Leitsatz

Dem Antragsteller in einem familiengerichtlichen Verfahren war zunächst mit Beschluss vom 22.6.2004 Prozesskostenhilfe ohne Ratenzahlung bewilligt worden. Mit Beschluss vom 1.2.2006 wurde der ursprüngliche PKH-Beschluss unter Hinweis darauf aufgehoben, er verfüge über einen das Schonvermögen gem. § 90 Abs. 2 Nr. 9 SGB XII übersteigenden Betrag von 2.195,70 EUR, den er für die Verfahrenskosten einzusetzen habe.

Gegen diesen Beschluss legte der Antragsteller Beschwerde ein, die in der Sache erfolgreich war und zur Aufhebung des Beschlusses vom 1.2.2006 führte.

 

Sachverhalt

siehe Kurzzusammenfassung

 

Entscheidung

Entgegen der Annahme des erstinstanzlichen Gerichts könne in den persönlichen und wirtschaftlichen Verhältnissen des Antragstellers keine wesentliche Veränderung festgestellt werden, die es gem. § 120 Abs. 4 S. 1 ZPO rechtfertigen könnte, den Antragsteller nunmehr darauf zu verweisen, sein angeblich das Schonvermögen übersteigendes Vermögen für die Prozesskosten zu verwenden.

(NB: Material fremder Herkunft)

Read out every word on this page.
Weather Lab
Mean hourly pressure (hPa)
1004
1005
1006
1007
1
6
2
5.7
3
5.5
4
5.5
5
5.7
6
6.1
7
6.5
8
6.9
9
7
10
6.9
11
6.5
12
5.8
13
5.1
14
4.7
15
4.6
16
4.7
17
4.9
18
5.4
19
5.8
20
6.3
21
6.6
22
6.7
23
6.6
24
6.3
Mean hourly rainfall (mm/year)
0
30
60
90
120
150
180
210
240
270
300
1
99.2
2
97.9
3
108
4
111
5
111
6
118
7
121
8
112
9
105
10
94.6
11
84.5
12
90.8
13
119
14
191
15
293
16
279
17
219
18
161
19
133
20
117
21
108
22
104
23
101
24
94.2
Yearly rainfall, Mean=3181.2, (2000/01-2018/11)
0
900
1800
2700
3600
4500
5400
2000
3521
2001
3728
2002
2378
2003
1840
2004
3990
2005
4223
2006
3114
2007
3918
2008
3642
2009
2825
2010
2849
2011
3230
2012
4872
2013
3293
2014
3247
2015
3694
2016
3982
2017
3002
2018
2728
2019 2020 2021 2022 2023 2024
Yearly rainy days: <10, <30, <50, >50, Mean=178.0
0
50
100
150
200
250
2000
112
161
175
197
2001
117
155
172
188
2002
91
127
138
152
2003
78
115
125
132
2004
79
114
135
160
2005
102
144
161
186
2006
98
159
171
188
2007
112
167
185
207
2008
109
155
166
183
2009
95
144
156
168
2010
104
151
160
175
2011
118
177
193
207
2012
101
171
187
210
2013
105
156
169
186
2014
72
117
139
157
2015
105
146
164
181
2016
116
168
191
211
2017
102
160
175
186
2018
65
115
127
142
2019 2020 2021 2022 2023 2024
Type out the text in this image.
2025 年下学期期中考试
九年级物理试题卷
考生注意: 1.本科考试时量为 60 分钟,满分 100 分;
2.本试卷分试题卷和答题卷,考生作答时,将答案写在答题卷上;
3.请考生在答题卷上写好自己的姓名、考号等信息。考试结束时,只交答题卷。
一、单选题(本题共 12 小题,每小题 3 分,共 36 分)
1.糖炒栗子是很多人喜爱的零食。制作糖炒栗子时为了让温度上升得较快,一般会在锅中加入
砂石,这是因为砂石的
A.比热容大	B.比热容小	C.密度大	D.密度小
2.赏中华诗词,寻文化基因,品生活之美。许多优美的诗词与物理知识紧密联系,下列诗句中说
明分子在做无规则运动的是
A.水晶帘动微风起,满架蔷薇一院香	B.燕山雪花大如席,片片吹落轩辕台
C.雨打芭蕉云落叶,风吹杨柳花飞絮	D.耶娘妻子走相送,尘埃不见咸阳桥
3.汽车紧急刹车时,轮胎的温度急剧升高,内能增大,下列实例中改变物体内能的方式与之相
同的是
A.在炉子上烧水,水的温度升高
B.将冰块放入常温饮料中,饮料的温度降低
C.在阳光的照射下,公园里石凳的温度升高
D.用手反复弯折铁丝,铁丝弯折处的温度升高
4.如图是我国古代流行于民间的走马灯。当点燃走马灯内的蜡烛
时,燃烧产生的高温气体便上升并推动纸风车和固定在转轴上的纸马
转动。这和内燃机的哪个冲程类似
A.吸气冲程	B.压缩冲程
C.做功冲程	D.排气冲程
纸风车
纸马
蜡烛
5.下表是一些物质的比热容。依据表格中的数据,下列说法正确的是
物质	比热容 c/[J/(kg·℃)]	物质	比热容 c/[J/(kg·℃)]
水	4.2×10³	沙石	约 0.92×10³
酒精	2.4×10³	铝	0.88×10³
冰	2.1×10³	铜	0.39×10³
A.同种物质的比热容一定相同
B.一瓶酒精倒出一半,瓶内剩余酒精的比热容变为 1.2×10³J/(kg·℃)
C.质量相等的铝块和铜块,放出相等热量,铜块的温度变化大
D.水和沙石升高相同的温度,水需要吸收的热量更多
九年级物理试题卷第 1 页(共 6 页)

Die Vermögenswerte des Antragstellers i.H.v. insgesamt 5.627,21 EUR resultierten allesamt aus sog. Rückkaufswerten vier privater Versicherungen, einer Lebensversicherung und dreier Rentenversicherungen, deren Einsatz für die Prozesskosten ihm weder unmittelbar möglich noch mittelbar via Kündigung eines Vertrages gem. § 115 Abs. 3 ZPO zumutbar sei.

Die sofortige Kündigung der langfristig abgeschlossenen Verträge sei erfahrungsgemäß mit ökonomisch unverhältnismäßigen Nachteilen verbunden, die zwecks Finanzierung der Prozesskosten in Kauf zu nehmen einer Partei grundsätzlich nicht angesonnen werden könne.

Hinzukomme, dass in Zeiten des fortschreitenden Abbaus der Leistungen aus der gesetzlichen Rentenversicherung ergänzende Maßnahmen auch einer vollschichtig erwerbstätigen Partei zu privater, eigens steuerrechtlich geförderten Altersvorsorge nicht nur vernünftig und ratsam seien, sondern zwecks Wahrung eines halbwegs adäquaten Lebensstandards im Alter mittlerweile geradezu unerlässlich erschienen.

Es könne nicht Sinn und Zweck der Prozesskostenhilfe sein, verdienstvolle private Initiativen und Vorkehrungen dieser Art, die anderenorts gerade mit besonderen staatlichen Mitteln gefördert würden, im Nachhinein zu konterkarieren, indem überspannte Anforderungen an die zumutbare Verwertung solcherart erworbener Vermögenswerte gestellt würden.

 

Hinweis

Leider ist die Rechtsprechung der Oberlandesgerichte zur Zumutbarkeit des Einsatzes von Lebensversicherungen bzw. deren Rückkaufswerte zum Bestreiten von Prozesskosten nach wie vor uneinheitlich. Jeder Praktiker wird sich daher zunächst mit der insoweit vertretenen Auffassung seines OLG vertraut machen müssen. Zum Meinungsstand im Einzelnen wird auf Philippi in Zöller, ZPO, 26. Aufl., 2007, § 115 Rz. 58c m.w.N. verwiesen.